Association of Vitamin D and Glucose Tolerance and Adverse Pregnancy Outcomes in Pregnant Women
Author(s): Catherine Boniface, Judith R. Shary, Myla Ebeling, Nina E Forestieri, Wei Wei, Bruce W Hollis, Amy Wahlquist,
Scott Sullivan and Carol L Wagner
Background and Objective: Vitamin D is linked to glucose metabolism, but its role in gestational diabetes is unclear. This study seeks to
determine the effect of vitamin D status on glucose tolerance test results and adverse pregnancy outcomes in pregnant women. Methods: A post hoc analysis of two vitamin D supplementation studies with a total of 546 pregnant women was conducted. Vitamin D
status (25(OH)D) was determined by radioimmunoassay. Serum glucose concentrations were evaluated by a 2-step diagnostic screening for
gestational diabetes with a cutoff for an abnormal 1-hour screen of 139 mg/dL and 2 abnormal values on a 3-hour oral glucose tolerance test.
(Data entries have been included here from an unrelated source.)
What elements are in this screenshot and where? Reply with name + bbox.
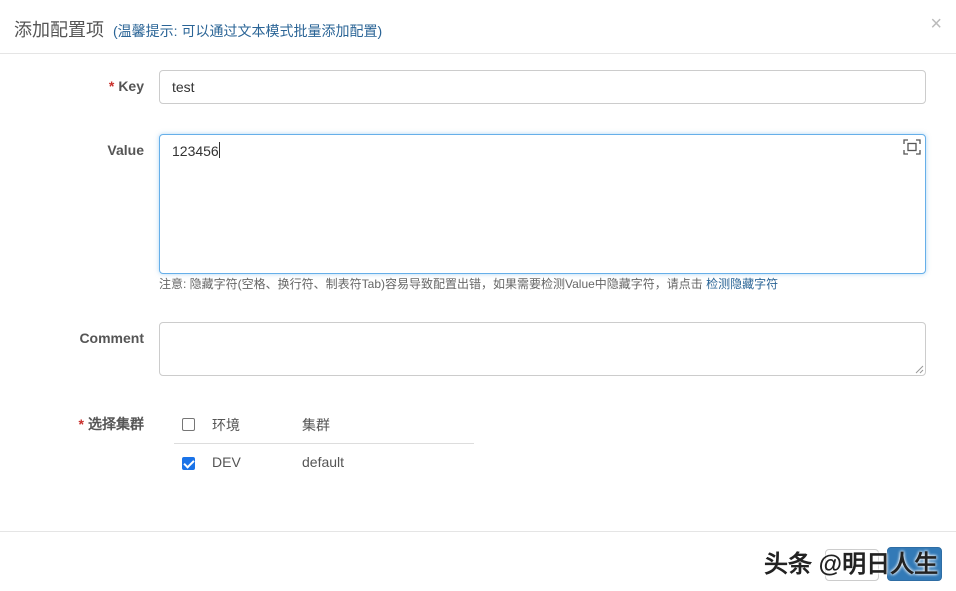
row-cluster: default [302, 454, 345, 470]
modal-title: 添加配置项 (温馨提示: 可以通过文本模式批量添加配置) [14, 16, 382, 42]
comment-label: Comment [0, 330, 144, 346]
modal-hint: (温馨提示: 可以通过文本模式批量添加配置) [113, 23, 383, 39]
key-input[interactable]: test [159, 70, 926, 104]
required-mark: * [108, 78, 115, 94]
value-label: Value [0, 142, 144, 158]
detect-hidden-chars-link[interactable]: 检测隐藏字符 [706, 277, 778, 291]
header-cluster: 集群 [302, 417, 330, 433]
table-row: DEV default [174, 444, 474, 482]
modal-header: 添加配置项 (温馨提示: 可以通过文本模式批量添加配置) × [0, 0, 956, 54]
required-mark: * [78, 416, 84, 432]
key-input-value: test [172, 79, 195, 95]
hidden-char-note: 注意: 隐藏字符(空格、换行符、制表符Tab)容易导致配置出错，如果需要检测Va… [159, 275, 778, 292]
value-textarea-value: 123456 [172, 143, 219, 159]
text-caret [218, 142, 220, 158]
note-text: 注意: 隐藏字符(空格、换行符、制表符Tab)容易导致配置出错，如果需要检测Va… [159, 277, 703, 291]
row-env: DEV [212, 454, 241, 470]
key-label: * Key [0, 78, 144, 94]
fullscreen-icon[interactable] [903, 139, 921, 155]
header-env: 环境 [212, 417, 240, 433]
resize-handle-icon[interactable] [914, 364, 924, 374]
key-label-text: Key [118, 78, 144, 94]
close-icon[interactable]: × [930, 12, 942, 36]
cluster-label: * 选择集群 [0, 414, 144, 434]
comment-textarea[interactable] [159, 322, 926, 376]
cluster-label-text: 选择集群 [88, 416, 144, 432]
value-label-text: Value [107, 142, 144, 158]
comment-label-text: Comment [79, 330, 144, 346]
select-all-checkbox[interactable] [182, 418, 195, 431]
value-textarea[interactable]: 123456 [159, 134, 926, 274]
cluster-table-header: 环境 集群 [174, 404, 474, 444]
watermark: 头条 @明日人生 [764, 551, 939, 578]
row-checkbox[interactable] [182, 457, 195, 470]
modal-title-text: 添加配置项 [14, 20, 104, 40]
cluster-table: 环境 集群 DEV default [174, 404, 474, 482]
Adverse outcomes analyzed were preterm birth (<37 weeks), birth weight <1500 grams, macrosomia/large for gestational age (LGA), need
for NICU admission, and non-repeat Caesarian section. Results: Vitamin D deficiency (<20 ng/mL or 50nmol/L) and insufficiency (<30 ng/mL or 75 nmol/L) were associated with glucose tolerance
test results >139 mg/dL when controlling for BMI >30 and ethnicity (p<0.0001). A screening glucose tolerance test result of >139 mg/dL was
also significantly associated with non-repeat Cesarean section deliveries (p=0.0308). Discussion: Vitamin D deficiency and insufficiency were associated with an increased risk of failing a screening glucose tolerance test
during pregnancy, suggesting that vitamin D deficiency is a risk factor for glucose intolerance and potentially gestational diabetes.